Le Sunny Side of the Doc prépare son retour en 2026 avec un format repensé et une ambition renouvelée. Entre mobilisation de la filière, réorganisation interne et nouveaux équilibres économiques, l’événement entend réaffirmer son rôle central sur le marché international du documentaire. L’occasion pour media+ d’évoquer ces enjeux avec Aurélie REMAN, Directrice générale de Sunny Side of the Doc.
media+ Sunny Side of the Doc sera de retour en 2026. Que s’est-il passé ces derniers mois ?
Aurélie REMAN L’annonce de l’annulation de l’édition 2026, le 5 décembre dernier, a agi comme un véritable électrochoc. Elle a suscité une prise de conscience collective : il était difficilement envisageable d’imaginer une année sans Sunny Side of the Doc. Nous avons ainsi assisté à une forte mobilisation de l’ensemble des acteurs de la profession. Nous avons également été accompagnés par le CNC dans nos réflexions. Par ailleurs, un partenariat stratégique a été noué avec Documentary Campus, qui nous a permis de travailler sur des enjeux de ressources humaines et de capacité opérationnelle. Dans ce contexte, nous avons pu concevoir une édition 2026 repensée sur trois jours, co-construite avec nos partenaires et au plus près des attentes du marché.
media+ Quelle est la tendance de l’édition 2026 de Sunny Side of the Doc ?
Aurélie REMAN En raison du contexte, nous avons disposé de cinq mois de préparation, contre une dizaine habituellement. Notre ambition est forte : être dans le concret et au plus près des mutations du secteur, afin de réaffirmer notre rôle de marché de référence pour le documentaire. L’enjeu est d’identifier des solutions pour sortir d’une période marquée par l’incertitude pour le genre documentaire. Le programme s’annonce déjà très riche et au plus près des préoccupations des acteurs du secteur.
media+ Quels sont les premiers indicateurs ?
Aurélie REMAN L’une de nos priorités a été de remobiliser les exposants, malgré des contraintes de timing importantes.

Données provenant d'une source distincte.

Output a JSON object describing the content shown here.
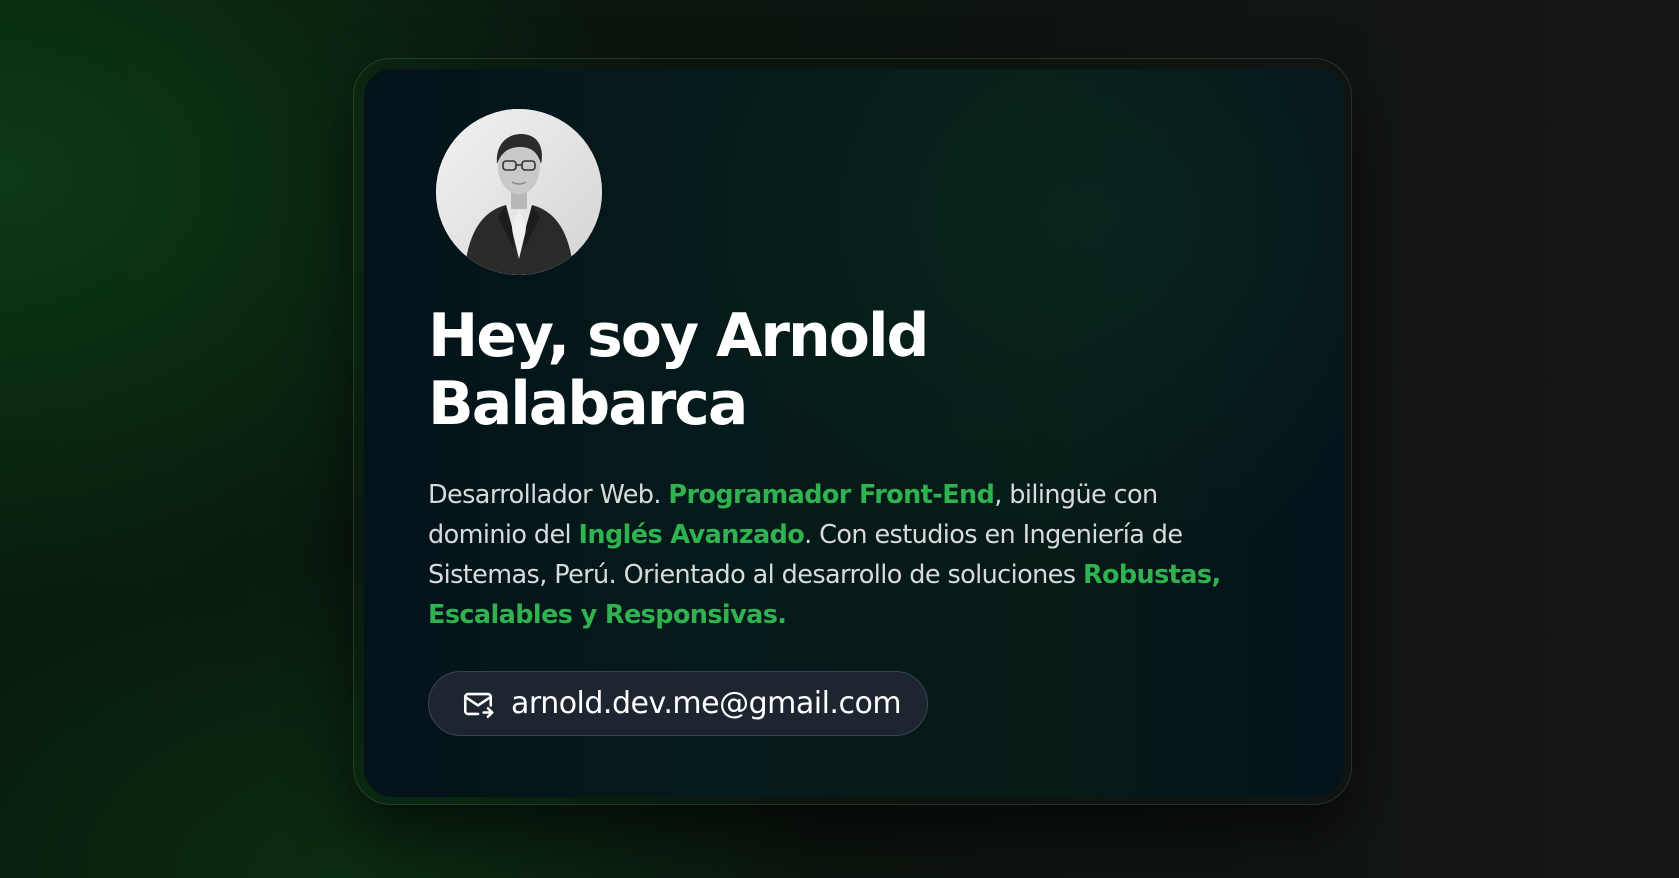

Aujourd’hui, nous pouvons affirmer avec confiance que la majorité d’entre eux ont renouvelé leur participation. Nous avons également réussi à attirer de nouveaux exposants et à imaginer de nouveaux espaces. Les indicateurs liés aux accréditations sont également bien orientés, ce qui confirme une dynamique positive autour de cette édition.

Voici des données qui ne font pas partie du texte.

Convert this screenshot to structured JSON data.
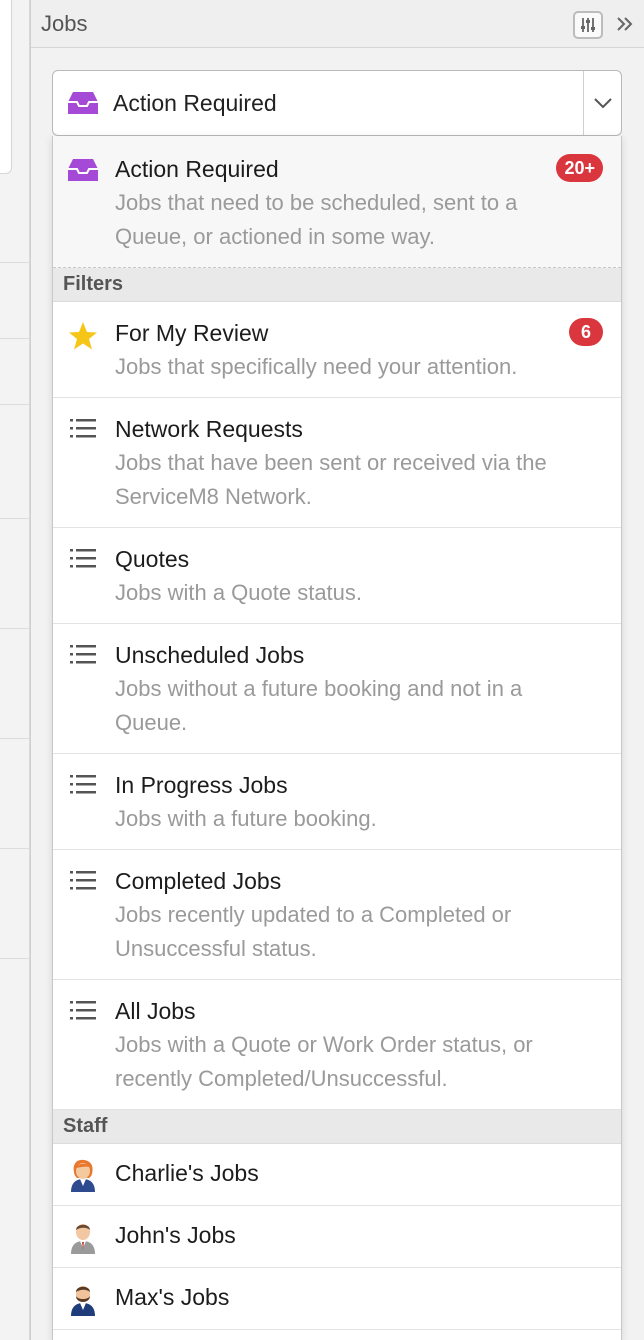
{
  "panel": {
    "title": "Jobs",
    "settings_icon": "sliders-icon",
    "collapse_icon": "double-chevron-right-icon"
  },
  "select": {
    "value": "Action Required",
    "icon": "inbox-tray-icon",
    "arrow_icon": "chevron-down-icon"
  },
  "colors": {
    "accent_purple": "#a54ad6",
    "badge_red": "#d9363e",
    "star_yellow": "#f5c518"
  },
  "dropdown": {
    "selected": {
      "title": "Action Required",
      "desc": "Jobs that need to be scheduled, sent to a Queue, or actioned in some way.",
      "badge": "20+",
      "icon": "inbox-tray-icon"
    },
    "filters_header": "Filters",
    "filters": [
      {
        "title": "For My Review",
        "desc": "Jobs that specifically need your attention.",
        "badge": "6",
        "icon": "star-icon"
      },
      {
        "title": "Network Requests",
        "desc": "Jobs that have been sent or received via the ServiceM8 Network.",
        "icon": "list-icon"
      },
      {
        "title": "Quotes",
        "desc": "Jobs with a Quote status.",
        "icon": "list-icon"
      },
      {
        "title": "Unscheduled Jobs",
        "desc": "Jobs without a future booking and not in a Queue.",
        "icon": "list-icon"
      },
      {
        "title": "In Progress Jobs",
        "desc": "Jobs with a future booking.",
        "icon": "list-icon"
      },
      {
        "title": "Completed Jobs",
        "desc": "Jobs recently updated to a Completed or Unsuccessful status.",
        "icon": "list-icon"
      },
      {
        "title": "All Jobs",
        "desc": "Jobs with a Quote or Work Order status, or recently Completed/Unsuccessful.",
        "icon": "list-icon"
      }
    ],
    "staff_header": "Staff",
    "staff": [
      {
        "title": "Charlie's Jobs",
        "icon": "staff-avatar-female-icon"
      },
      {
        "title": "John's Jobs",
        "icon": "staff-avatar-male-icon"
      },
      {
        "title": "Max's Jobs",
        "icon": "staff-avatar-bearded-icon"
      }
    ]
  }
}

media+ Comment évolue le budget ?
Aurélie REMAN En termes de coûts de production, passer d’un événement de quatre jours à trois jours ne génère pas nécessairement des économies significatives. Le budget s’établit à 1,5 million d’euros, soit une baisse de 10 à 15% par rapport à l’an dernier. Historiquement, ce budget reposait sur un équilibre en trois tiers : subventions publiques, partenariats et recettes commerciales. Aujourd’hui, cet équilibre évolue : 32% de subventions publiques, 10% de partenariats industriels et 58% de recettes commerciales.
media+ Le Sunny Side of the Doc reviendra-t-il en 2027 ?

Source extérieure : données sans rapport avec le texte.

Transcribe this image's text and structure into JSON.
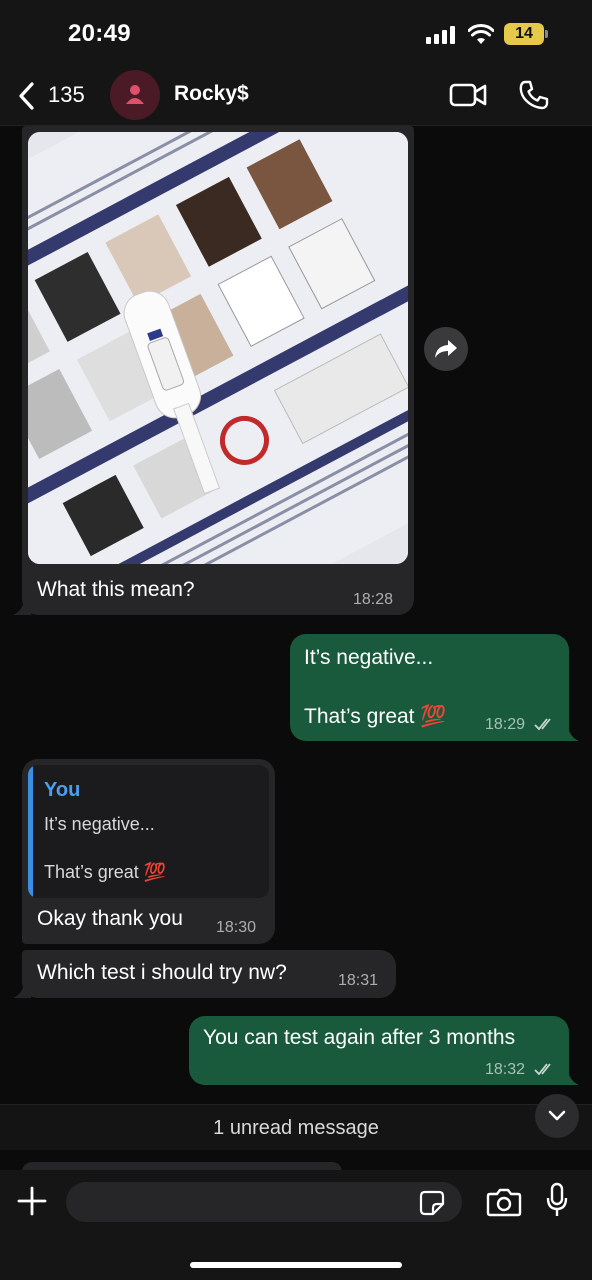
{
  "status_bar": {
    "time": "20:49",
    "battery": "14"
  },
  "header": {
    "back_count": "135",
    "contact_name": "Rocky$"
  },
  "messages": [
    {
      "type": "image",
      "direction": "incoming",
      "caption": "What this mean?",
      "time": "18:28"
    },
    {
      "type": "text",
      "direction": "outgoing",
      "lines": [
        "It’s negative...",
        "That’s great 💯"
      ],
      "time": "18:29",
      "read": true
    },
    {
      "type": "reply",
      "direction": "incoming",
      "quote_author": "You",
      "quote_lines": [
        "It’s negative...",
        "That’s great 💯"
      ],
      "text": "Okay thank you",
      "time": "18:30"
    },
    {
      "type": "text",
      "direction": "incoming",
      "text": "Which test i should try nw?",
      "time": "18:31"
    },
    {
      "type": "text",
      "direction": "outgoing",
      "text": "You can test again after 3 months",
      "time": "18:32",
      "read": true
    }
  ],
  "unread": {
    "label": "1 unread message"
  },
  "input": {
    "placeholder": ""
  },
  "colors": {
    "incoming_bubble": "#262628",
    "outgoing_bubble": "#185a3b",
    "quote_accent": "#4c9ef0",
    "background": "#0b0b0b"
  }
}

Aurélie REMAN Il est impossible de ne pas s’y projeter. La question de la gouvernance est centrale pour donner à l’événement, et plus largement au genre documentaire, un véritable poids politique. Il y a une forme d’urgence à faire en sorte que le documentaire ne soit plus considéré comme un sous-genre de la création audiovisuelle, mais comme un pilier à part entière du secteur.